Friday, May 24, 2013

Anti-Islamic sentiment in the UK is increasing

 
Members of the anti-Islam group in the UK who called themselves the English Defence League (EDL) clashed with police yesterday after the incident brutal murder of a man in the army Woolwich area, east of the capital city London, England. EDL addition, at least two people reportedly also carry out attacks on mosques in London.

Site Salon.com reported on Thursday (23/5), while the EDL members took to the streets wearing masks, where some of them are flag St. George or wearing black masks with EDL logo.

Newspaper the Daily Mail wrote, there are about a hundred protesters took to the streets. However, the television station Sky News said about 75 to a hundred people at the demonstration. Both also reported that EDL members threw bottles at police.

"They have cut off one of our soldiers in a street in London," cried the leader of the EDL, using the pseudonym Tommy Robinson, told the protesters, told the newspaper the Evening Standard .

"The next generation we have been taught in their schools that Islam is a religion of peace, but the reality is not. What you see today is a reflection of Islam." Robinson said. "There should be a reaction, the government must hear, the police must listen and understand that Britons upset by this incident."

Before the sadistic murder incident in Woolwich, indeed EDL had planned a demonstration on 25 May.

While in another, a man was arrested in Braintree, Essex Region, East London, for the attempted arson attack on a mosque. Perpetrator reportedly entered with a knife and a cigarette lighter.

While in the area Kent, South East England, were reportedly detained a man on suspicion of criminal suggestive of racial and want to destroy a mosque.

Riots and incidents of assault was reportedly in response to the brutal murder of a man in Woolwich allegedly by two people who are motivated by radical Islam.
EDL staged a demonstration yesterday reportedly in various areas of the UK, which resulted in hundreds of its members were arrested. The group also has relationships with a number of anti-Muslim figures in the United States, including Pamela Geller.

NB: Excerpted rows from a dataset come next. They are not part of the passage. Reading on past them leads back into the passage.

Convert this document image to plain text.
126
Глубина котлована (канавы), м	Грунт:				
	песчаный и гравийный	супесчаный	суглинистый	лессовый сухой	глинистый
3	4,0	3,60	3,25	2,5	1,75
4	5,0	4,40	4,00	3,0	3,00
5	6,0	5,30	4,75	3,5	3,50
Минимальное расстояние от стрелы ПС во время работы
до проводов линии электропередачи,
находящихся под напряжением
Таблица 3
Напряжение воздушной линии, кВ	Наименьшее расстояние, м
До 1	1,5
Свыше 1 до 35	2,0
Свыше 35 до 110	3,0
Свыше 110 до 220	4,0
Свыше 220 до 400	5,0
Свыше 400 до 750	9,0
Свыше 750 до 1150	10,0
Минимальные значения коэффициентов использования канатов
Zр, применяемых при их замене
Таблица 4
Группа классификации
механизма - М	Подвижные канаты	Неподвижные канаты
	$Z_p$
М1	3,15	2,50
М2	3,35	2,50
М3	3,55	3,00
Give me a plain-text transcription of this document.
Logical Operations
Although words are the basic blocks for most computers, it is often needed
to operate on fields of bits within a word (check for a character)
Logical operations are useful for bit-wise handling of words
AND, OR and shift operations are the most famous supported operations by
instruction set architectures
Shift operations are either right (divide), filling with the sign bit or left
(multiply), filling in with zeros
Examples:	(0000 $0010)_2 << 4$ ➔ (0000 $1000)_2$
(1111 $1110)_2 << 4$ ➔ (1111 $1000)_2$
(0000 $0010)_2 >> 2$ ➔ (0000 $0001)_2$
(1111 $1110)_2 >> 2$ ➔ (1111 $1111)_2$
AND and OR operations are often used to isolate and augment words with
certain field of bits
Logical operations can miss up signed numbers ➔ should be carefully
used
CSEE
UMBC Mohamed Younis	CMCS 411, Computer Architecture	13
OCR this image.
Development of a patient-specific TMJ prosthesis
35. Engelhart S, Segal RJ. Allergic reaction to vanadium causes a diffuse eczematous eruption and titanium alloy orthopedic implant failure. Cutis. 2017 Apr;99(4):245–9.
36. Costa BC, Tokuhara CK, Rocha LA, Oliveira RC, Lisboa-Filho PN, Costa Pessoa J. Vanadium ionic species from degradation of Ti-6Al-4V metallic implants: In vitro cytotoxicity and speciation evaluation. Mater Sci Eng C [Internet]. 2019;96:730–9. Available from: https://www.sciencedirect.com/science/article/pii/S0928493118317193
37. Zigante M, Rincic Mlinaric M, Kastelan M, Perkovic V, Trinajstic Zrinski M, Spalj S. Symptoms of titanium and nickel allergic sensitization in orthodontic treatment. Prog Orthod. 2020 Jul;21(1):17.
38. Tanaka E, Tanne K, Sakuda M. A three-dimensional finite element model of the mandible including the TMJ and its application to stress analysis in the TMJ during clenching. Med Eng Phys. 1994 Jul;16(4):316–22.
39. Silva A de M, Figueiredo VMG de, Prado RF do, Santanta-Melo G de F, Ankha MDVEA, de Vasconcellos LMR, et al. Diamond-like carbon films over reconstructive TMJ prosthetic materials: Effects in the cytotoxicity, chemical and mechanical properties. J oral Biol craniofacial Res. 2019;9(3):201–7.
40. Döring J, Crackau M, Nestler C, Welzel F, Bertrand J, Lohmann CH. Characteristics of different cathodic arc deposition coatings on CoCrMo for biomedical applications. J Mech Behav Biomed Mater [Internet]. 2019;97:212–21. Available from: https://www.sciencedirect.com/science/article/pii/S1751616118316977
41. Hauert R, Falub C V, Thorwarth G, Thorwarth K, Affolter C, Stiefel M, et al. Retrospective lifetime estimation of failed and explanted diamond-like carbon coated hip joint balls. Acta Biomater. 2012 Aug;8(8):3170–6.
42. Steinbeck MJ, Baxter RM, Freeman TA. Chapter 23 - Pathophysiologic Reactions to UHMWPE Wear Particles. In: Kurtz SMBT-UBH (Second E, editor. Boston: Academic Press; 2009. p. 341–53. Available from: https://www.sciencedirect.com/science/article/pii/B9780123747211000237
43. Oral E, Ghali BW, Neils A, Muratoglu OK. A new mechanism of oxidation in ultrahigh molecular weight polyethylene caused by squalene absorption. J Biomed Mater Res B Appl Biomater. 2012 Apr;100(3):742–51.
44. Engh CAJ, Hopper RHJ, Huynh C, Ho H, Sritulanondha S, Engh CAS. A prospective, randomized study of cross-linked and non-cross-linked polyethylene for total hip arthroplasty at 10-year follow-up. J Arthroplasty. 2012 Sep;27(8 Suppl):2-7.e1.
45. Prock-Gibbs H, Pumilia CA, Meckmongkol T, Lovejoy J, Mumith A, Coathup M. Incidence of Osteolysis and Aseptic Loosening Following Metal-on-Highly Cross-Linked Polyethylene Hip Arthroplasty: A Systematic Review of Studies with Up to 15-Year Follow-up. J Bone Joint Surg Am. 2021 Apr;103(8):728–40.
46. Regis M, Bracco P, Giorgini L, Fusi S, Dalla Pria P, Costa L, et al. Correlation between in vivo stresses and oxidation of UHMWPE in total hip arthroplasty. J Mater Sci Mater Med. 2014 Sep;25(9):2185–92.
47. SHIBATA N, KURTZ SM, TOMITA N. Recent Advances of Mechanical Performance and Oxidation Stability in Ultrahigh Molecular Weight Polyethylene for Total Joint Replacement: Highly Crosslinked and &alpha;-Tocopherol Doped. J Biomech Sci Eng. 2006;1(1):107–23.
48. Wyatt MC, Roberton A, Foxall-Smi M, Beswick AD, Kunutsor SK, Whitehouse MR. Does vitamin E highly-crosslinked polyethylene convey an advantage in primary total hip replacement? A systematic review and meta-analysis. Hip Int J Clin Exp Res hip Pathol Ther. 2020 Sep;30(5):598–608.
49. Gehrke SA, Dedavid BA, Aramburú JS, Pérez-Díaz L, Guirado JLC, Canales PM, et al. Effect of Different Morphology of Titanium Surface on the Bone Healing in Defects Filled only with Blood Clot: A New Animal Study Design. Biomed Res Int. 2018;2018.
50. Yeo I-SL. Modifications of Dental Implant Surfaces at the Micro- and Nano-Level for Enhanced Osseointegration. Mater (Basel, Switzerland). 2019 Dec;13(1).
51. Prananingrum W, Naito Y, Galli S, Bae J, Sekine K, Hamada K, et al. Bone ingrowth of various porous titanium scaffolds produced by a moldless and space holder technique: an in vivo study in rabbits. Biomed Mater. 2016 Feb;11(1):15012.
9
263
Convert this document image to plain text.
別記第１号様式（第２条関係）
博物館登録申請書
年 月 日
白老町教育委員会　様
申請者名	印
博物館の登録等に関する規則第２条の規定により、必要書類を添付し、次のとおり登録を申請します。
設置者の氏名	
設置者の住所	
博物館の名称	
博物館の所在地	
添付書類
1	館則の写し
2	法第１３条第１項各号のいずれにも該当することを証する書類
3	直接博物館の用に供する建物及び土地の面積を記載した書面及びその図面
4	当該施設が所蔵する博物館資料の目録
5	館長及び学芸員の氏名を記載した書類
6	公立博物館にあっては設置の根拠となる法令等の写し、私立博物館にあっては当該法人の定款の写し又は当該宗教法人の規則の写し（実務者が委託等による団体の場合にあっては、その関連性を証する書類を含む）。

EDL were also demonstrating against the construction of a mosque at the location of the collapse of World Trade Center building or known as Ground Zero, in New York City in 2010.
The group is illustrated by Lauren Collins that he wrote in the magazine The New Yorker in 2011 and then as a resurgence of Islamophobia or discrimination and prejudice against Muslims in the UK.

"EDL as an organization called human rights organizations that work to protect the rights of all people to protest against radical Islamic groups that interfere with non-Muslim life. However, the Labour Party MP, Jon Cruddas, called EDL dangerous in a game like football hooligans ball, "Collins wrote.